En la carrera por la reelección, se le notó nervioso y más golpeador (que de costumbre) desde los primeros momentos del proceso. Descalificó a priori y a posteriori todas las etapas de la elección. Comenzó con el sistema de votación vía correo, poniendo en entredicho la pulcritud de ese esquema, cuando era sabedor que, debido a las condiciones de sana distancia provocadas por la pandemia todos debían guardar, fue una de las soluciones más viables para poder garantizar el ejercicio del voto de los ciudadanos estadounidenses. 

Durante la jornada electoral, con el mismo argumento (y luego de que algunos números comenzaron a dar la vuelta a su triunfo momentáneo) refutó los resultados que iban configurándose en algunos estados en su contra. El conteo se prolongó y no cejó en presionar mediáticamente a los organismos electorales para inclinar la balanza de sufragios en su favor. Lo mismo ocurrió cuando el Colegio Electoral (un órgano transitorio que conjunta los resultados estatales en un solo momento y circunstancia y que, a su vez, sanciona en parte la elección) se reunió. 

La naturaleza compleja de una elección nacional en Estados Unidos de América conduce dentro de su trámite a una última aduana: el conteo y la declaración de validez de la elección por parte del Congreso reunido de manera formal por su Senado y la Cámara de Representantes. Cuerpos legislativos a los que también (en un último episodio digno de las mejores series o películas estadounidenses) intentó influir e incidir de la manera más burda y retrógrada posible: la violencia. 

La imagen del país modelo se venía abajo. En pocos minutos el propio (aún) presidente de los Estados Unidos sometía a su nación al escarnio y burla de propios y, sobre todo, extraños. Vulneró para ello a un poder: al legislativo. Lo trató de someter a su voluntad por la vía menos política. Logró, por escasas horas, paralizarlo y, con ello, tratar de emplear su último recurso presionando a los representantes de su propio partido para desconocer el triunfo de J. Biden.

De haber prosperado su intento. ¿Qué habría pasado en materia legal, política y económica? Sin duda hubiésemos visto una parálisis de gobierno, puesto que habría pocos días antes del acto inaugural del próximo presidente; un sinfín de intercambios en las cortes y sin duda una repercusión en absoluto deseable en el desempeño económico de la nación norteamericana. 

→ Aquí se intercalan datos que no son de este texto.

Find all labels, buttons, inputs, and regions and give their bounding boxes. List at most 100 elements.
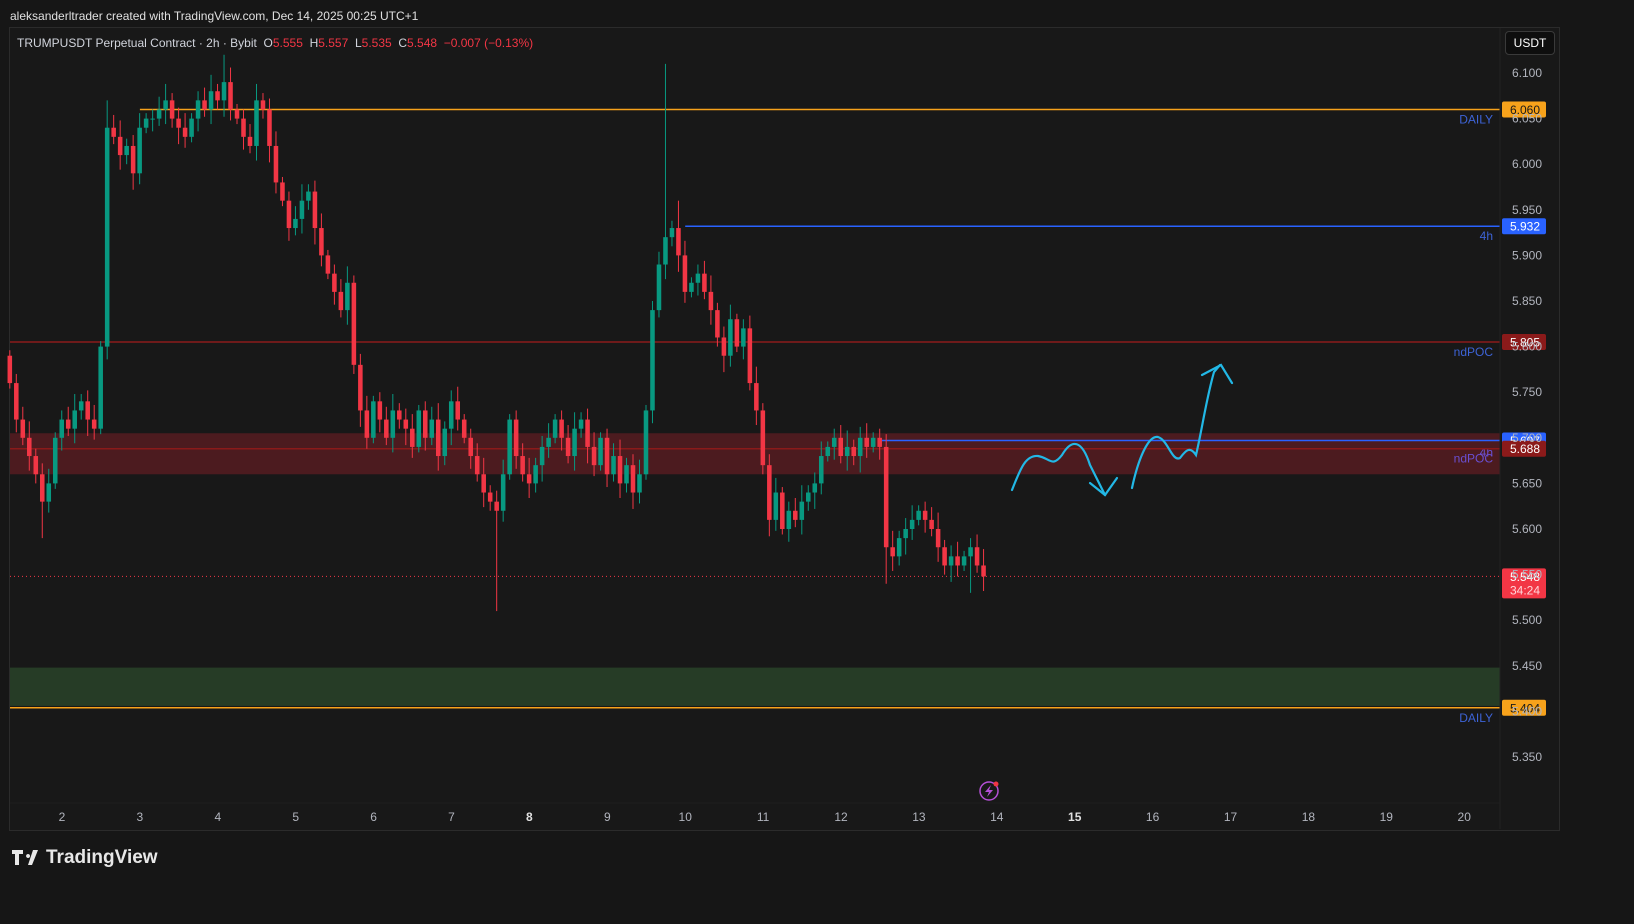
candle-body (130, 145, 136, 174)
candle-body (630, 465, 636, 493)
candle-body (377, 401, 383, 420)
x-tick-label: 12 (834, 810, 848, 824)
candle-body (117, 136, 123, 156)
candle-body (39, 474, 45, 502)
x-tick-label: 8 (526, 810, 533, 824)
candle-body (195, 100, 201, 119)
y-tick-label: 6.100 (1512, 66, 1542, 80)
candle-body (104, 127, 110, 347)
y-tick-label: 5.400 (1512, 704, 1542, 718)
candle-body (33, 456, 39, 475)
candle-body (293, 218, 298, 229)
low-value: 5.535 (361, 36, 392, 50)
candle-body (241, 118, 246, 137)
candle-body (27, 437, 32, 457)
candle-body (91, 419, 97, 429)
close-value: 5.548 (407, 36, 438, 50)
currency-button[interactable]: USDT (1505, 31, 1555, 55)
candle-body (325, 255, 331, 274)
candle-body (156, 109, 162, 119)
price-zone (10, 667, 1500, 706)
candle-body (585, 419, 590, 447)
x-tick-label: 14 (990, 810, 1004, 824)
candle-body (500, 474, 506, 511)
close-label: C (398, 36, 408, 50)
candle-body (877, 437, 882, 447)
candle-body (410, 428, 415, 447)
candle-body (890, 547, 895, 557)
candle-body (637, 474, 642, 493)
candle-body (715, 310, 720, 338)
candle-body (189, 118, 194, 137)
candle-body (552, 419, 558, 438)
x-tick-label: 7 (448, 810, 455, 824)
candle-body (52, 437, 58, 484)
candle-body (319, 228, 324, 256)
level-tag: ndPOC (1454, 452, 1494, 466)
candle-body (176, 118, 181, 128)
tradingview-logo[interactable]: TradingView (12, 847, 158, 869)
x-tick-label: 9 (604, 810, 611, 824)
x-tick-label: 6 (370, 810, 377, 824)
candle-body (851, 446, 856, 457)
y-tick-label: 5.500 (1512, 613, 1542, 627)
candle-body (981, 565, 986, 577)
low-label: L (354, 36, 362, 50)
candle-body (299, 200, 305, 219)
candle-body (494, 501, 499, 511)
candle-body (267, 109, 272, 146)
candle-body (974, 547, 980, 566)
symbol-title[interactable]: TRUMPUSDT Perpetual Contract · 2h · Bybi… (17, 36, 257, 50)
candle-body (78, 401, 84, 411)
candle-body (481, 474, 486, 493)
candle-body (254, 100, 259, 146)
candle-body (461, 419, 467, 438)
candle-body (741, 328, 746, 347)
candle-body (942, 547, 947, 566)
candle-body (260, 100, 266, 110)
candle-body (831, 437, 837, 447)
tradingview-logo-icon (12, 850, 38, 865)
candle-body (403, 419, 409, 429)
candle-body (708, 291, 714, 311)
y-tick-label: 5.550 (1512, 568, 1542, 582)
candle-body (280, 182, 285, 201)
x-tick-label: 5 (292, 810, 299, 824)
candle-body (208, 91, 214, 110)
candle-body (909, 519, 915, 529)
candle-body (14, 383, 19, 420)
candle-body (682, 255, 688, 292)
candle-body (533, 465, 538, 484)
y-tick-label: 5.450 (1512, 659, 1542, 673)
candle-body (384, 419, 389, 438)
candle-body (728, 319, 733, 356)
candle-body (539, 446, 545, 466)
level-price-label: 5.932 (1510, 220, 1540, 234)
candle-body (332, 273, 337, 292)
high-label: H (309, 36, 319, 50)
candle-body (617, 456, 623, 484)
candle-body (448, 401, 454, 429)
candle-body (838, 437, 844, 457)
candle-body (870, 437, 876, 447)
candle-body (150, 118, 155, 120)
candle-body (948, 556, 954, 566)
candle-body (767, 465, 772, 520)
candle-body (721, 337, 727, 356)
candle-body (929, 519, 934, 529)
candle-body (306, 191, 311, 201)
candle-body (358, 364, 363, 411)
candle-body (98, 346, 103, 429)
candle-body (364, 410, 370, 438)
candle-body (137, 127, 142, 174)
countdown-label: 34:24 (1510, 583, 1540, 597)
candle-body (526, 474, 532, 484)
price-chart[interactable]: DAILY6.0604h5.932ndPOC5.8054h5.697ndPOC5… (0, 0, 1634, 924)
candle-body (669, 228, 675, 238)
x-tick-label: 4 (214, 810, 221, 824)
candle-body (760, 410, 766, 466)
candle-body (111, 127, 116, 137)
candle-body (903, 529, 908, 539)
candle-body (435, 419, 441, 457)
candle-body (754, 383, 759, 411)
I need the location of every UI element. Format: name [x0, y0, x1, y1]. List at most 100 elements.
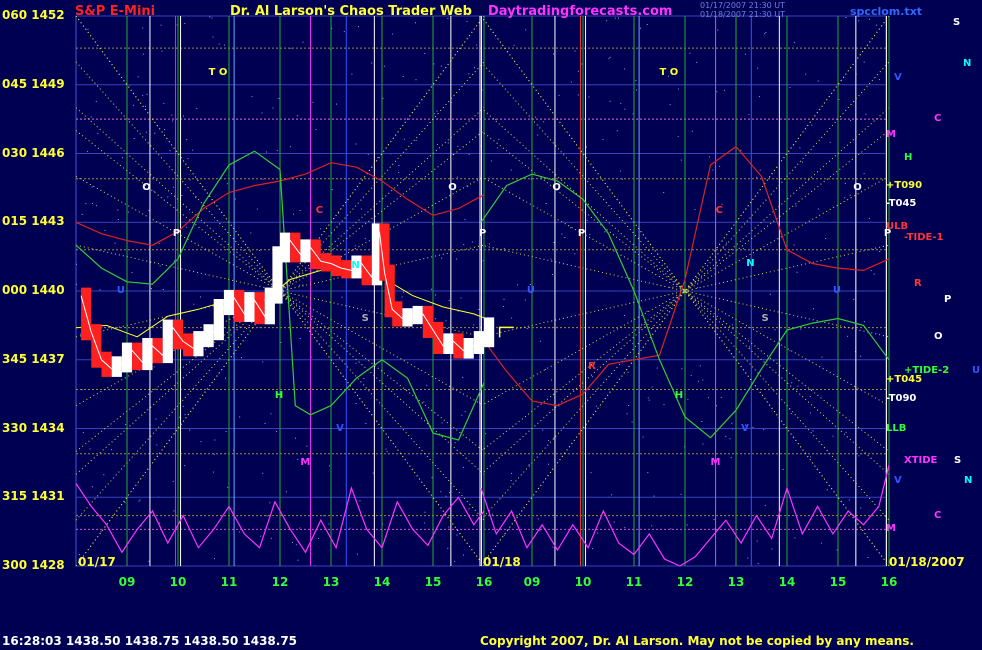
star-dot — [142, 27, 144, 29]
star-dot — [468, 73, 470, 75]
star-dot — [431, 477, 433, 479]
star-dot — [214, 558, 215, 560]
star-dot — [789, 350, 791, 352]
plot-marker-label-7: P — [478, 227, 487, 239]
star-dot — [125, 423, 127, 425]
star-dot — [173, 510, 175, 512]
star-dot — [713, 519, 715, 521]
star-dot — [473, 324, 475, 326]
star-dot — [490, 160, 492, 162]
star-dot — [757, 67, 759, 69]
star-dot — [528, 464, 530, 466]
star-dot — [91, 203, 93, 204]
star-dot — [793, 41, 795, 43]
star-dot — [468, 508, 470, 510]
star-dot — [290, 47, 292, 49]
plot-marker-label-20: M — [710, 456, 721, 468]
star-dot — [656, 367, 658, 369]
star-dot — [740, 149, 742, 151]
star-dot — [186, 139, 188, 141]
star-dot — [436, 110, 438, 112]
site-link[interactable]: Daytradingforecasts.com — [488, 4, 672, 19]
star-dot — [622, 178, 623, 180]
star-dot — [769, 293, 771, 295]
plot-marker-label-0: T O — [208, 67, 228, 79]
star-dot — [863, 321, 865, 323]
flux-label-0: S — [953, 16, 961, 28]
star-dot — [464, 411, 466, 413]
star-dot — [609, 100, 611, 102]
star-dot — [570, 227, 572, 229]
star-dot — [810, 412, 812, 414]
star-dot — [691, 130, 693, 132]
star-dot — [821, 356, 823, 358]
plot-marker-label-18: H — [674, 390, 684, 402]
star-dot — [182, 405, 184, 407]
star-dot — [341, 296, 343, 298]
star-dot — [847, 335, 849, 337]
star-dot — [457, 145, 459, 147]
star-dot — [104, 229, 106, 231]
star-dot — [489, 243, 490, 245]
star-dot — [726, 242, 728, 244]
star-dot — [343, 31, 345, 33]
star-dot — [463, 244, 465, 246]
star-dot — [386, 450, 388, 452]
star-dot — [653, 495, 655, 497]
star-dot — [581, 63, 583, 65]
star-dot — [315, 129, 317, 130]
star-dot — [299, 210, 301, 211]
star-dot — [642, 436, 644, 438]
star-dot — [173, 186, 175, 188]
star-dot — [613, 521, 615, 523]
x-tick-label-1: 10 — [169, 575, 187, 589]
star-dot — [747, 557, 749, 559]
star-dot — [610, 494, 612, 496]
star-dot — [478, 308, 480, 310]
star-dot — [86, 150, 88, 152]
y-tick-label-6: 330 1434 — [2, 420, 65, 435]
star-dot — [702, 379, 704, 381]
star-dot — [211, 17, 213, 19]
star-dot — [624, 527, 626, 529]
star-dot — [415, 22, 416, 24]
star-dot — [364, 238, 366, 240]
star-dot — [114, 242, 116, 244]
plot-marker-label-21: V — [336, 422, 344, 434]
star-dot — [356, 553, 358, 555]
star-dot — [810, 456, 812, 458]
star-dot — [789, 87, 791, 89]
star-dot — [793, 244, 795, 246]
star-dot — [269, 502, 271, 504]
star-dot — [299, 527, 301, 529]
star-dot — [377, 157, 379, 159]
flux-label-4: M — [886, 129, 896, 141]
star-dot — [764, 33, 766, 35]
star-dot — [415, 139, 417, 141]
x-tick-label-5: 14 — [373, 575, 391, 589]
x-tick-label-3: 12 — [271, 575, 289, 589]
star-dot — [363, 378, 365, 379]
star-dot — [731, 422, 733, 424]
plot-marker-label-4: O — [552, 181, 561, 193]
session-date-2: 01/18 — [483, 555, 521, 569]
y-tick-label-7: 315 1431 — [2, 489, 65, 504]
y-tick-label-3: 015 1443 — [2, 214, 65, 229]
star-dot — [878, 79, 880, 81]
star-dot — [289, 146, 291, 148]
star-dot — [474, 67, 475, 69]
star-dot — [159, 265, 161, 267]
star-dot — [76, 283, 78, 285]
star-dot — [748, 114, 750, 116]
star-dot — [133, 104, 135, 106]
star-dot — [697, 380, 699, 382]
plot-marker-label-8: P — [577, 227, 586, 239]
x-tick-label-15: 16 — [880, 575, 898, 589]
star-dot — [763, 429, 765, 431]
flux-label-10: R — [914, 278, 922, 290]
star-dot — [577, 94, 579, 96]
y-tick-label-4: 000 1440 — [2, 283, 65, 297]
star-dot — [172, 120, 174, 122]
star-dot — [463, 466, 465, 468]
date-line-2: 01/18/2007 21:30 UT — [700, 10, 785, 19]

Todo ello como resultado de la falta de madurez política, todo gracias a un mal perdedor calificado así por innumerables Jefes de Estado a nivel mundial como terrorista contra la Democracia. Ese tipo de políticos que, deciden participar en la lucha por el poder bajo un marco normativo (reglas del juego) y luego se dedican a descalificar esas condiciones cuando la realidad no se refleja en resultados a su favor, tienen un lugar especial en la historia política de la infamia.

Todos ellos, en su delirio y capricho de poder hacen un daño, a veces irreversible, a instituciones que, de suyo son imperfectas en tanto son humanas, son resultado de décadas de construcción y de esfuerzos multitudinarios. A veces incluso son el resultado de episodios violentos en la vida de las naciones. 

El legislativo norteamericano resistió el asedio a la democracia. Unas horas bastaron para reestablecer el orden constitucional y la política como medios para la resolución de las diferencias y, en este caso, para sentar las bases de una transferencia del poder ejecutivo. La división de poderes funcionó y se vio un ejercicio de contrapeso institucional (muy necesario) para limitar los excesos de otro de los poderes. 

Al final, Trump revitaliza el espectro de derecha radical en Estados Unidos con el que habrá de convivir Biden y los demócratas.